Hundreds of Indonesian motorcycle taxi drivers working for ride-hailing start-ups Grab and Go-Jek on April 23 called for an end to low online fares and demanded tighter regulation of ride-hailing companies, Reuters reported.

Reading Time: 1 minute

Hundreds of Indonesian motorcycle taxi drivers working for ride-hailing start-ups Grab and Go-Jek on April 23 called for an end to low online fares and demanded tighter regulation of ride-hailing companies, Reuters reported.

Around 1,500 drivers, wearing the green jackets and helmets associated with Singapore-based Grab and Indonesia’s Go-Jek, briefly disrupted traffic outside parliament in the capital Jakarta.

They said they wanted a standard fare of 3,000 to 4,000 rupiah (22 US cents to 29 US cents) per kilometer.

“There must be legal and social protection for online ‘ojek’ drivers as part of the national workforce,” a group of drivers for both companies said in a statement that used the Indonesian word for motorcycle taxi.

Startups like Grab and Go-Jek have been locked in price wars to capture market share in Indonesia, Southeast Asia’s biggest economy. The firms have slashed prices for car rides, motorcycle trips and a raft of other services.

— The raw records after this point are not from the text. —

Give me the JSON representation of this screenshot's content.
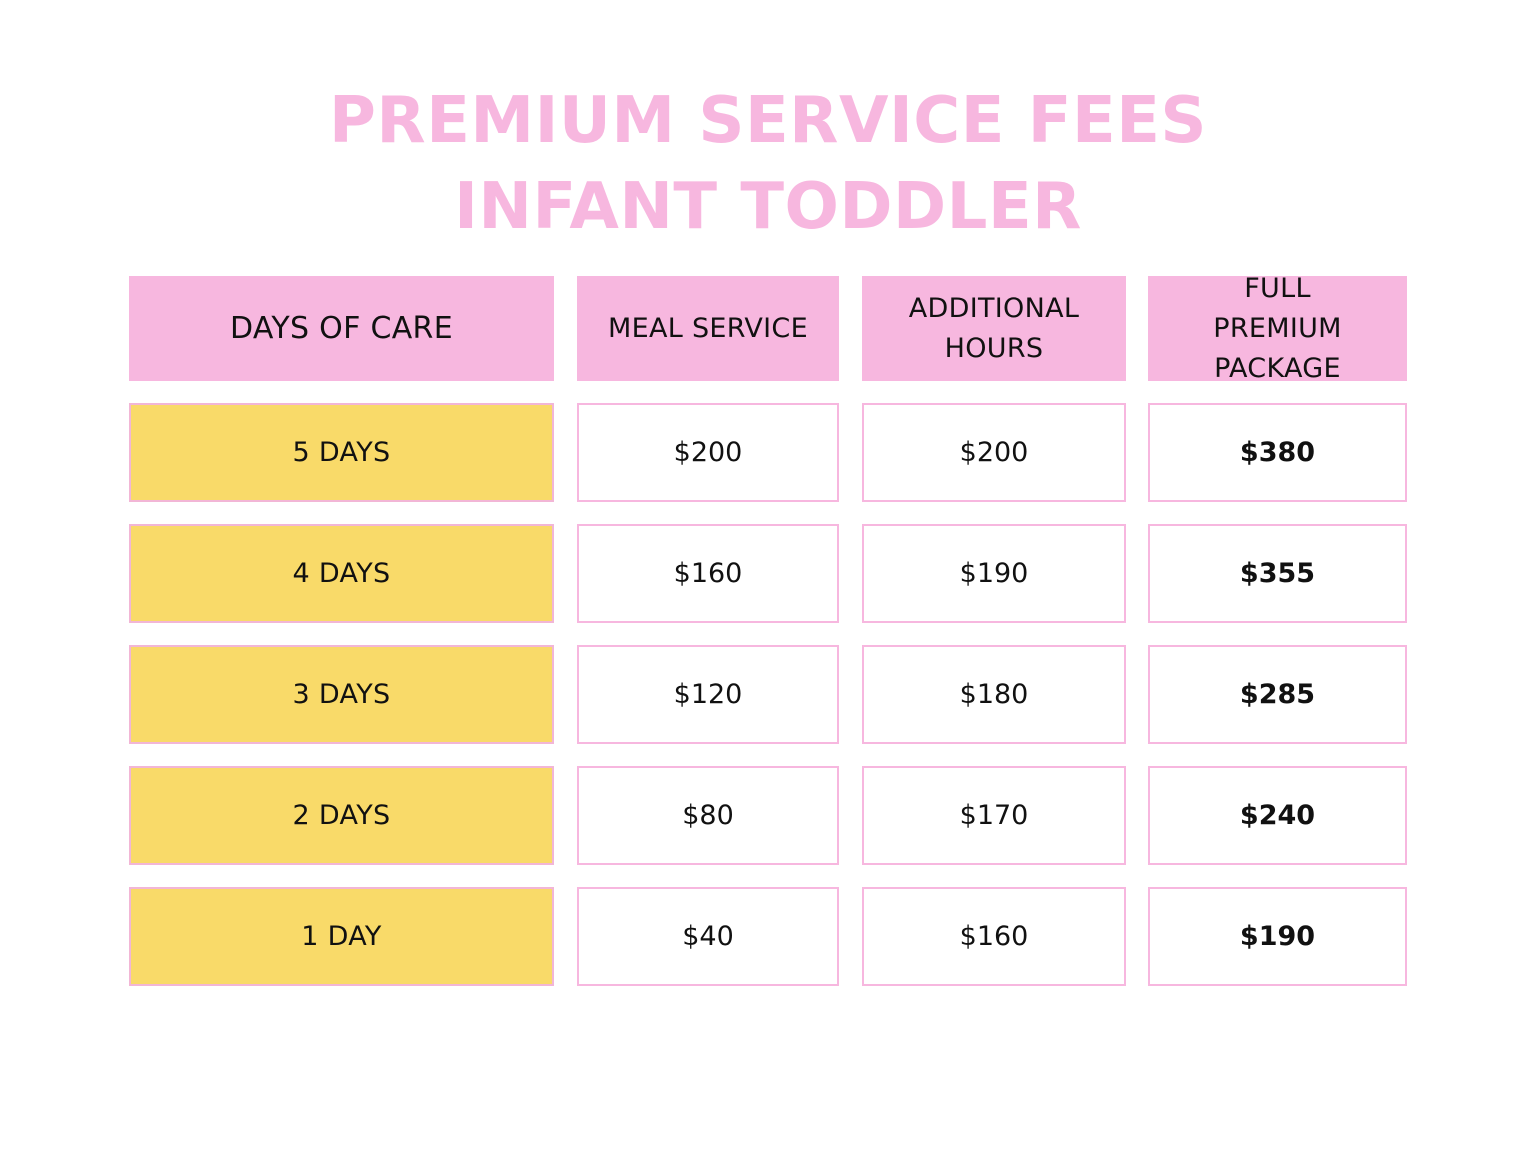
{
  "title": {
    "line1": "PREMIUM SERVICE FEES",
    "line2": "INFANT TODDLER"
  },
  "table": {
    "headers": [
      "DAYS OF CARE",
      "MEAL SERVICE",
      "ADDITIONAL HOURS",
      "FULL PREMIUM PACKAGE"
    ],
    "rows": [
      {
        "days": "5 DAYS",
        "meal": "$200",
        "hours": "$200",
        "full": "$380"
      },
      {
        "days": "4 DAYS",
        "meal": "$160",
        "hours": "$190",
        "full": "$355"
      },
      {
        "days": "3 DAYS",
        "meal": "$120",
        "hours": "$180",
        "full": "$285"
      },
      {
        "days": "2 DAYS",
        "meal": "$80",
        "hours": "$170",
        "full": "$240"
      },
      {
        "days": "1 DAY",
        "meal": "$40",
        "hours": "$160",
        "full": "$190"
      }
    ]
  },
  "colors": {
    "pink": "#f7b7df",
    "yellow": "#f9da69",
    "text": "#111111"
  }
}
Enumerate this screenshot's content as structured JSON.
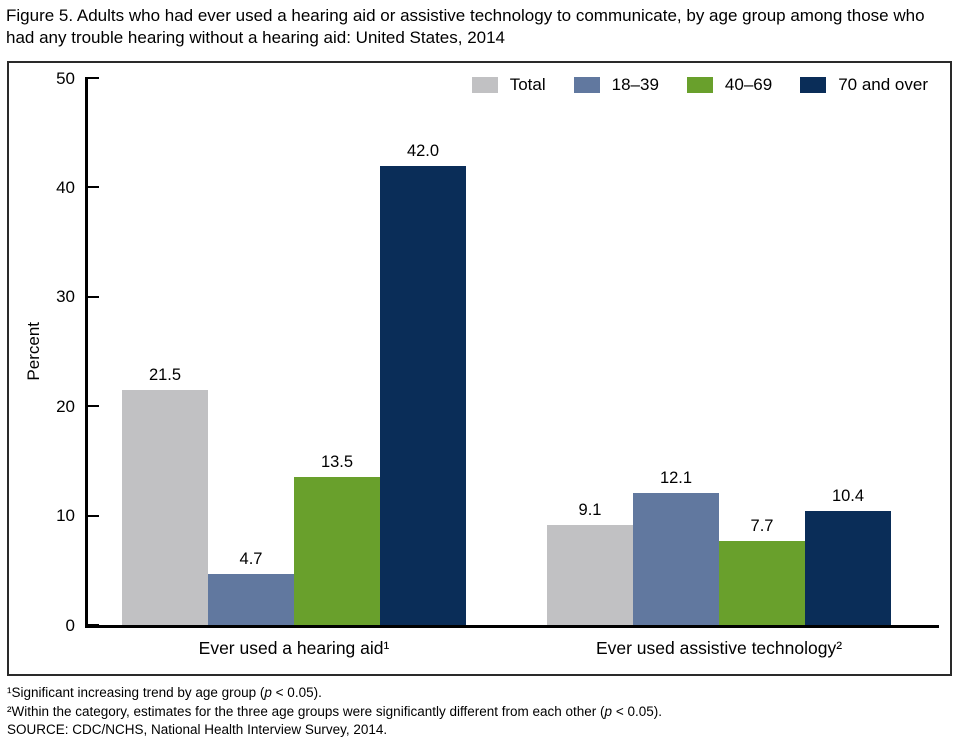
{
  "title": "Figure 5. Adults who had ever used a hearing aid or assistive technology to communicate, by age group among those who had any trouble hearing without a hearing aid: United States, 2014",
  "chart_data": {
    "type": "bar",
    "title": "",
    "xlabel": "",
    "ylabel": "Percent",
    "ylim": [
      0,
      50
    ],
    "yticks": [
      0,
      10,
      20,
      30,
      40,
      50
    ],
    "grid": false,
    "legend_position": "top-right",
    "value_labels": true,
    "categories": [
      "Ever used a hearing aid¹",
      "Ever used assistive technology²"
    ],
    "series": [
      {
        "name": "Total",
        "color": "#c1c1c3",
        "values": [
          21.5,
          9.1
        ]
      },
      {
        "name": "18–39",
        "color": "#61789f",
        "values": [
          4.7,
          12.1
        ]
      },
      {
        "name": "40–69",
        "color": "#69a02c",
        "values": [
          13.5,
          7.7
        ]
      },
      {
        "name": "70 and over",
        "color": "#0a2d58",
        "values": [
          42.0,
          10.4
        ]
      }
    ]
  },
  "colors": {
    "axis": "#000000",
    "frame": "#2a2a2a",
    "total": "#c1c1c3",
    "age_18_39": "#61789f",
    "age_40_69": "#69a02c",
    "age_70_over": "#0a2d58"
  },
  "footnotes": [
    {
      "pre": "¹Significant increasing trend by age group (",
      "p": "p",
      "post": " < 0.05)."
    },
    {
      "pre": "²Within the category, estimates for the three age groups were significantly different from each other (",
      "p": "p",
      "post": " < 0.05)."
    },
    {
      "pre": "SOURCE: CDC/NCHS, National Health Interview Survey, 2014.",
      "p": "",
      "post": ""
    }
  ]
}
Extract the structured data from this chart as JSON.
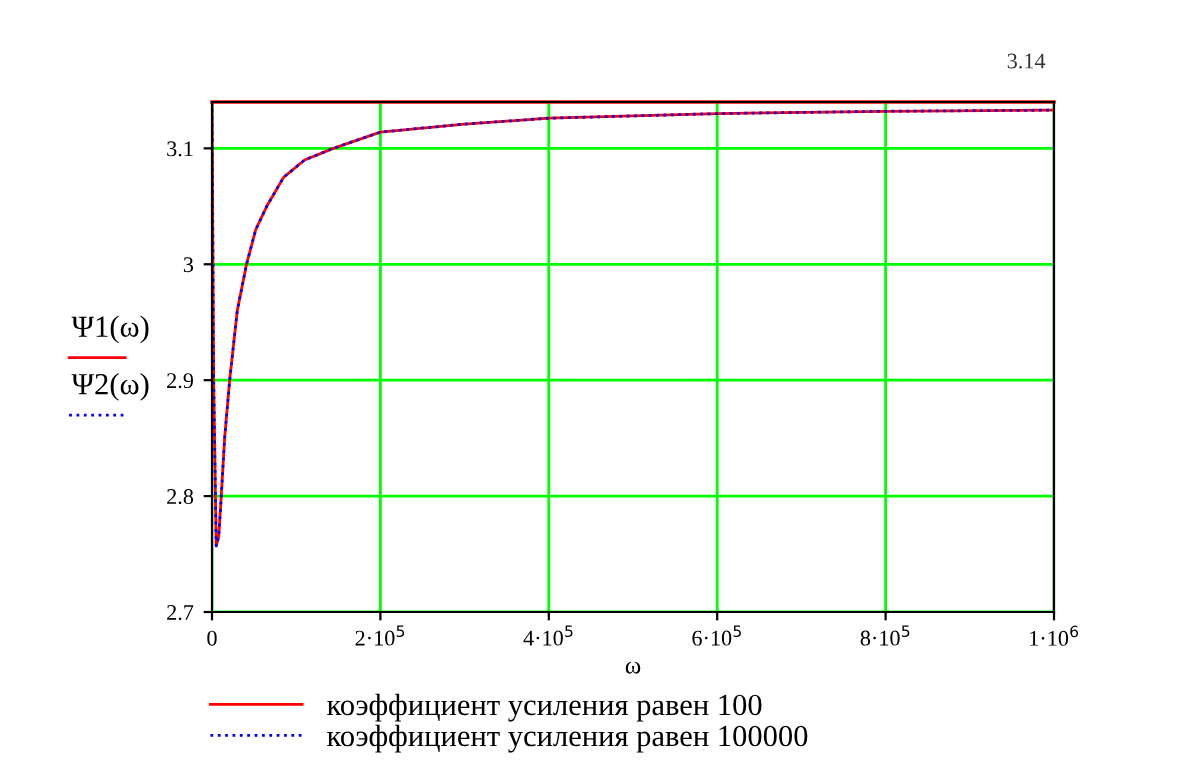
{
  "chart_data": {
    "type": "line",
    "xlabel": "ω",
    "ylabel": "Ψ1(ω)\nΨ2(ω)",
    "x": [
      0,
      2000,
      5000,
      8000,
      11000,
      15000,
      21000,
      30000,
      41000,
      52000,
      65000,
      85000,
      110000,
      144000,
      200000,
      300000,
      400000,
      500000,
      600000,
      800000,
      1000000
    ],
    "series": [
      {
        "name": "коэффициент усиления равен 100",
        "color": "#ff0000",
        "line_style": "solid",
        "values": [
          3.14,
          2.9,
          2.757,
          2.765,
          2.8,
          2.85,
          2.9,
          2.96,
          3.0,
          3.03,
          3.05,
          3.075,
          3.09,
          3.1,
          3.114,
          3.121,
          3.126,
          3.128,
          3.13,
          3.132,
          3.133
        ]
      },
      {
        "name": "коэффициент усиления равен 100000",
        "color": "#0000ff",
        "line_style": "dotted",
        "values": [
          3.14,
          2.9,
          2.757,
          2.765,
          2.8,
          2.85,
          2.9,
          2.96,
          3.0,
          3.03,
          3.05,
          3.075,
          3.09,
          3.1,
          3.114,
          3.121,
          3.126,
          3.128,
          3.13,
          3.132,
          3.133
        ]
      }
    ],
    "xlim": [
      0,
      1000000
    ],
    "xticks": [
      0,
      {
        "value": 200000,
        "label": "2·10$^{5}$"
      },
      {
        "value": 400000,
        "label": "4·10$^{5}$"
      },
      {
        "value": 600000,
        "label": "6·10$^{5}$"
      },
      {
        "value": 800000,
        "label": "8·10$^{5}$"
      },
      {
        "value": 1000000,
        "label": "1·10$^{6}$"
      }
    ],
    "ylim": [
      2.7,
      3.14
    ],
    "yticks": [
      2.7,
      2.8,
      2.9,
      3,
      3.1
    ],
    "ref_lines": [
      {
        "axis": "y",
        "value": 3.14,
        "label": "3.14",
        "color": "#ff0000"
      }
    ],
    "grid": true,
    "legend": "bottom"
  }
}
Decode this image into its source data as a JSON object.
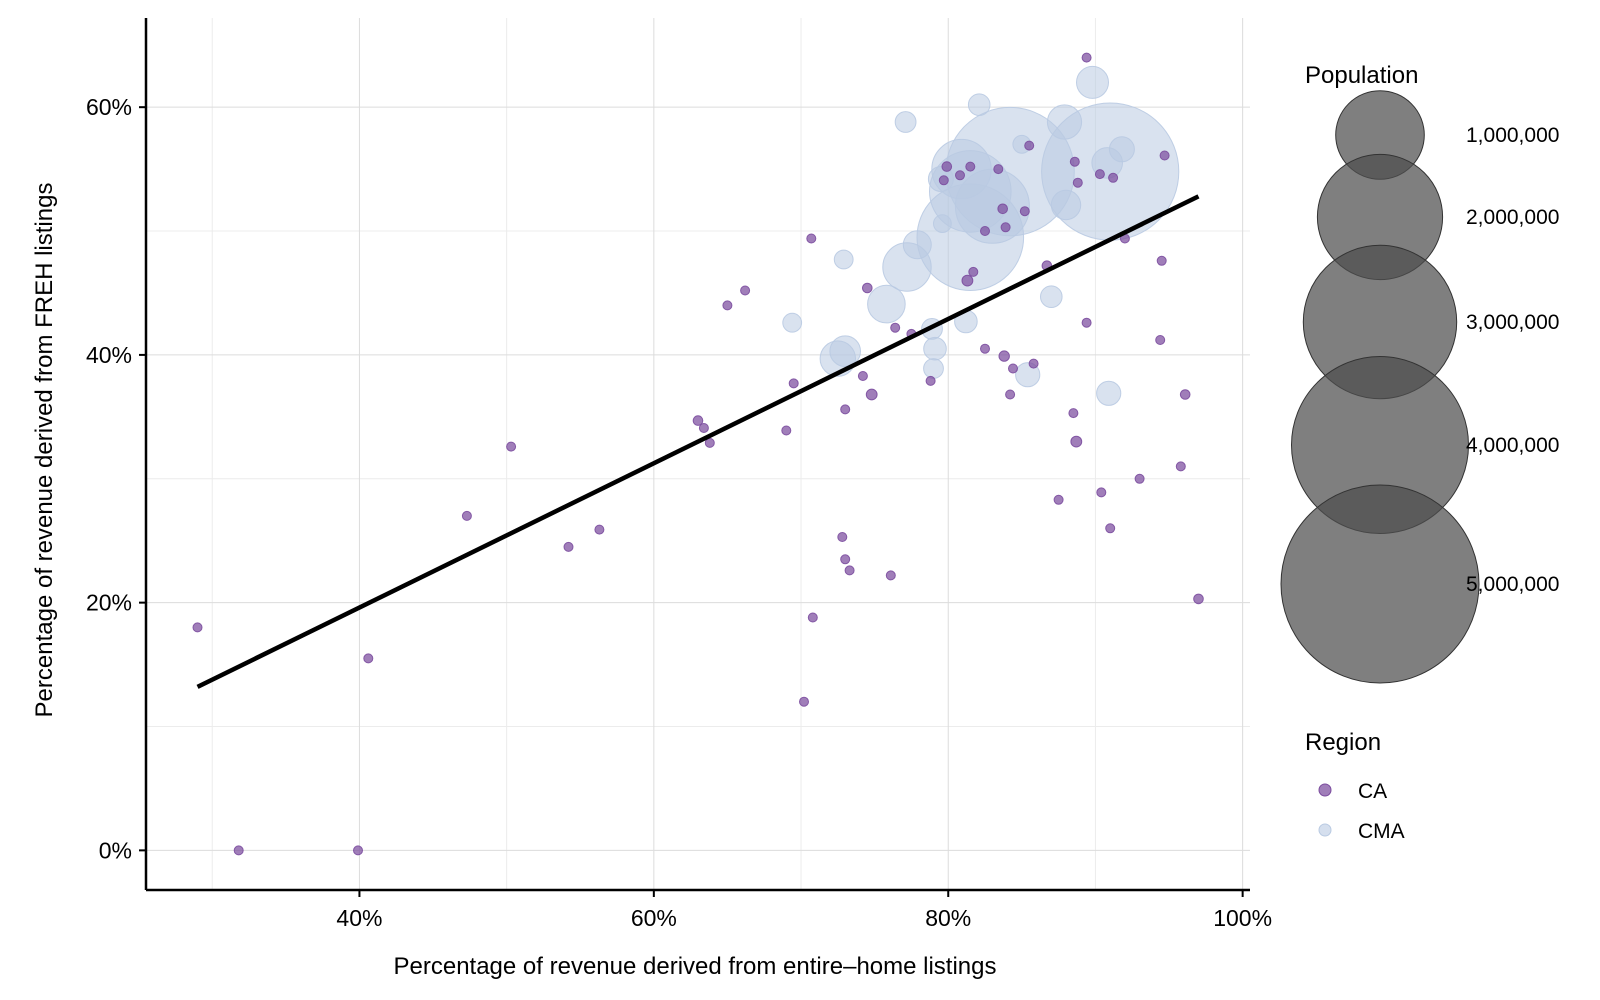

The transport ministry moved last month to classify Grab and Go-Jek as transportation instead of technology companies. That means they would be subject to the same regulations as regular taxi and bus companies and could potentially face higher costs and scrutiny.

But there were no plans yet to apply the regulations to motorcycle taxis, said Budi Setyadi, director general of land transportation at the transport ministry.

Both Grab and Go-Jek have yet to make significant changes to their tariff structure.